By Ruth Marcus
The day after the dismissal of the lawsuit that landed Lewinsky in jeopardy and helped catapult him to national prominence, Ginsburg said he was "surprised" by U.S. District Judge Susan Webber Wright's decision. "She's gutsy," he said.
At a luncheon with Washington Post editors and reporters, Ginsburg said Clinton "may have had a bad approach to picking up women, but I didn't see sexual harassment."
However, Ginsburg said, if testimony about Clinton's involvement with various women is true, "This president has a gender problem . . . it shows a certain disrespect."
Ginsburg said that independent counsel Kenneth W. Starr might have a problem prosecuting Lewinsky for perjury after the Jones case dismissal but that he did not think Wright's decision would affect Starr's ability to accuse her of obstruction of justice or conspiring to obstruct justice.
Ginsburg expounded on everything from his views of Starr -- "out of control" -- to his assessment of his client -- "a very bright kid . . . a very clever mind" -- to criticism by some lawyers of his media-oriented approach to the case.
"My response is when somebody says are you in over your head, I say, 'Of course,' " said Ginsburg, saying that there was no precedent for handling an allegation of sexual misconduct involving the president of the United States.
Later, Ginsburg seemed to joke about his own prominence, pulling out his beeper on one occasion during the lunch and saying, "Excuse me, this is my booking agent."
Ginsburg touched on the role of the news media, the position of women in society, his dinner conversations with Lewinsky as they frequent restaurants here and his theater-going habits.
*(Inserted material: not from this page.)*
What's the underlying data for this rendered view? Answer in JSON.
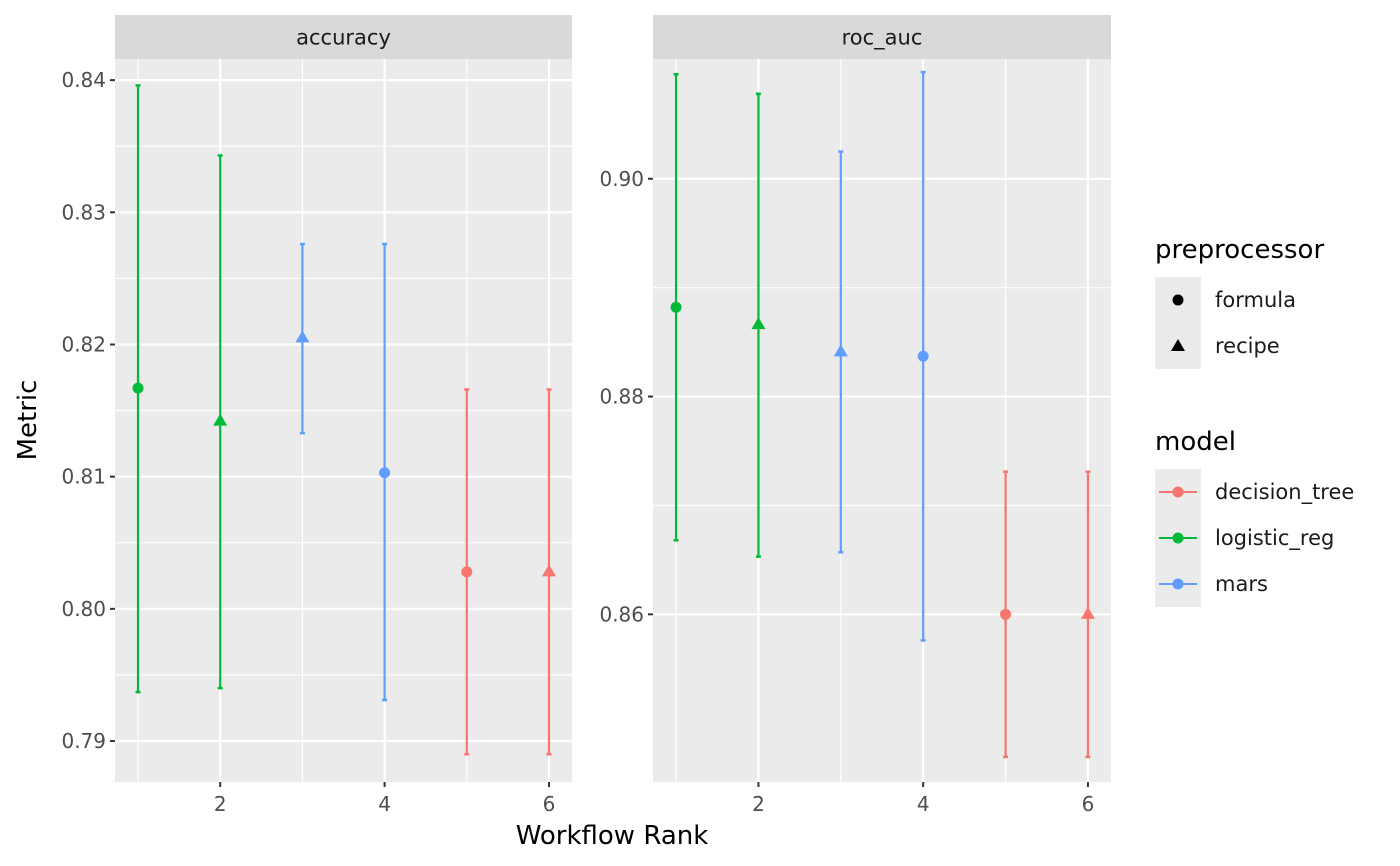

Ginsburg said that in Los Angeles recently, he saw "Gross Indecency," a play about the sodomy prosecution of Oscar Wilde, and was asked by two federal judges in the audience whether he was there doing Lewinsky case homework.
A Los Angeles medical malpractice lawyer, Ginsburg became animated as he imagined cross-examining Pentagon employee Linda R. Tripp, who taped her conversations with Lewinsky and then gave them to Starr. As a witness, Ginsburg said, Tripp would be "a great lamb chop to pick up and start chewing."
Ginsburg's effort to enforce an immunity agreement he asserts he reached with Starr's office is pending before U.S. District Judge Norma Holloway Johnson here. But Ginsburg suggested a number of legal avenues he could pursue if Starr chooses to indict Lewinsky.
He said he would challenge the admissibility of tapes made by the FBI of Lewinsky's final conversation with Tripp on the grounds that they were obtained before Starr had formally expanded his jurisdiction to include allegations about Lewinsky. He questioned whether a fair jury could be assembled in the case, saying, "Find me 12 people who don't know anything about the case."
Ginsburg suggested that if Lewinsky were accused of lying about her relationship with the president, he could argue that the constitutional right of privacy would "supersede" her requirement to testify truthfully about such intimate matters because her intent would not be to lie but to protect her privacy. He criticized Starr's subpoena of Lewinsky's bookstore records and his summoning of her mother to testify.
Ginsburg argued that the dismissal of the Jones case would doom any attempt to prosecute Lewinsky for perjury because the perjury statute requires that the false statement be "material."
He also intimated, while refusing elaboration, that the dismissal of the lawsuit would give him a hook to argue against any obstruction of justice prosecution.
"I've got to be protective" of Lewinsky, he said. "That's my job."